Your Most Trusted Social Media

August 19th, 2014 by Dodie

If you are an employer, you need to understand how important it is in today’s world to check up on your employees. The same holds true for a landlord and his or her tenants. These days, you can’t be too careful with people and you need to make sure they are not involved in anything shady or questionable. One good way to check up on employees and landlords today is to watch their actions on social media.

Since past employers are no longer allowed to give personal opinions on an employee you have hired or are contemplating hiring, you have to find other ways to determine if they are desirable employees to you or not.

ParentMap

According to ParentMap.com, 92% of employers use some type of social media research before hiring a new employee. The website stated that the ones employers trust the most are:

  • LinkedIn
  • Facebook
  • Twitter

Depending on the source you believe in, some will say that LinkedIn is a more trusted social media site for employee background checkers, perhaps due to it being more of a social network for professionals, while others will say that it is Facebook, a much more widely utilized media.

In a 2009 article on their website, CMSWire.com reported that Harris Interactive had conducted research that determined that 29% of employers were screening potential employees through Facebook while 26% used LinkedIn to do so.

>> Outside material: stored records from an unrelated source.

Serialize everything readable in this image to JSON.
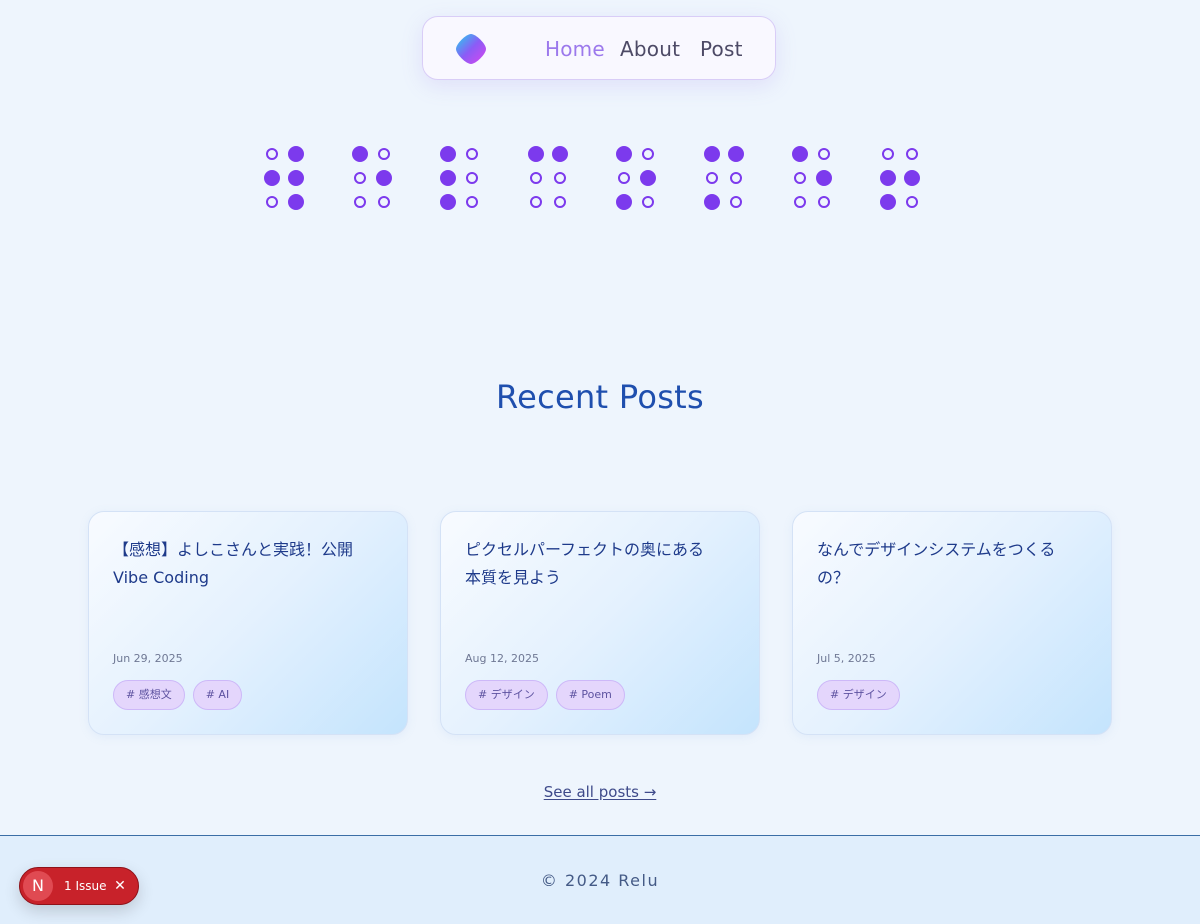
{
  "nav": {
    "logo_icon": "gradient-blob-logo",
    "links": [
      {
        "label": "Home",
        "active": true
      },
      {
        "label": "About",
        "active": false
      },
      {
        "label": "Post",
        "active": false
      }
    ]
  },
  "braille": {
    "color": "#7c3aed",
    "cells": [
      [
        0,
        1,
        1,
        1,
        0,
        1
      ],
      [
        1,
        0,
        0,
        1,
        0,
        0
      ],
      [
        1,
        0,
        1,
        0,
        1,
        0
      ],
      [
        1,
        1,
        0,
        0,
        0,
        0
      ],
      [
        1,
        0,
        0,
        1,
        1,
        0
      ],
      [
        1,
        1,
        0,
        0,
        1,
        0
      ],
      [
        1,
        0,
        0,
        1,
        0,
        0
      ],
      [
        0,
        0,
        1,
        1,
        1,
        0
      ]
    ]
  },
  "recent_posts": {
    "heading": "Recent Posts",
    "posts": [
      {
        "title": "【感想】よしこさんと実践！公開Vibe Coding",
        "date": "Jun 29, 2025",
        "tags": [
          "# 感想文",
          "# AI"
        ]
      },
      {
        "title": "ピクセルパーフェクトの奥にある本質を見よう",
        "date": "Aug 12, 2025",
        "tags": [
          "# デザイン",
          "# Poem"
        ]
      },
      {
        "title": "なんでデザインシステムをつくるの？",
        "date": "Jul 5, 2025",
        "tags": [
          "# デザイン"
        ]
      }
    ],
    "see_all": "See all posts →"
  },
  "footer": {
    "copyright": "© 2024 Relu"
  },
  "issue_badge": {
    "letter": "N",
    "text": "1 Issue",
    "close_icon": "close-icon",
    "color": "#c8222a"
  },
  "colors": {
    "accent": "#7c3aed",
    "heading": "#1f4fae",
    "background": "#eef5fd"
  }
}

Seven percent of them screened potential employees through Twitter.

While there are more information on this in relation to employee screening, research shows that basically the same results hold true for housing providers screening tenants. Landlords have so far made use of social much less than employers, but a number of them does and the number is growing, even encouraged in the industry. Landlords log on to Facebook and Twitter to find out more about applicants and/or decide whether to retain or evict current tenants.

Forbes

An article that appeared on Forbes.com in 2012 said that employers were making the determination about whether or not to hire someone based on the activity on their Facebook pages. The reviewers that conducted this study had a check sheet to follow when looking at a potential employee’s page. The categories they were judging on were:

  • extroversion
  • agreeableness
  • conscientiousness
  • neuroticism
  • openness to experience

Meanwhile, the Science Daily website stated that employers use the social medium to determine which of their job applicants are desirable and which are not, based on their personal appearance, the attitude they convey through their Facebook profiles and how the employer perceives their lifestyle. The article mentioned that while employers use social media sites to monitor current employees, they use it just as much to screen potential ones. Plenty of fish to check out, indeed. Still, they have to be careful not to overstep their boundaries.

 

What all of this means for you is that you can get a good sense of the kind of employee and individual will be or already is by monitoring their social networking pages. Now that mum is often the word when you are doing reference checks, social media has very much turned into quite the attractive alternative to your garden-variety background checks.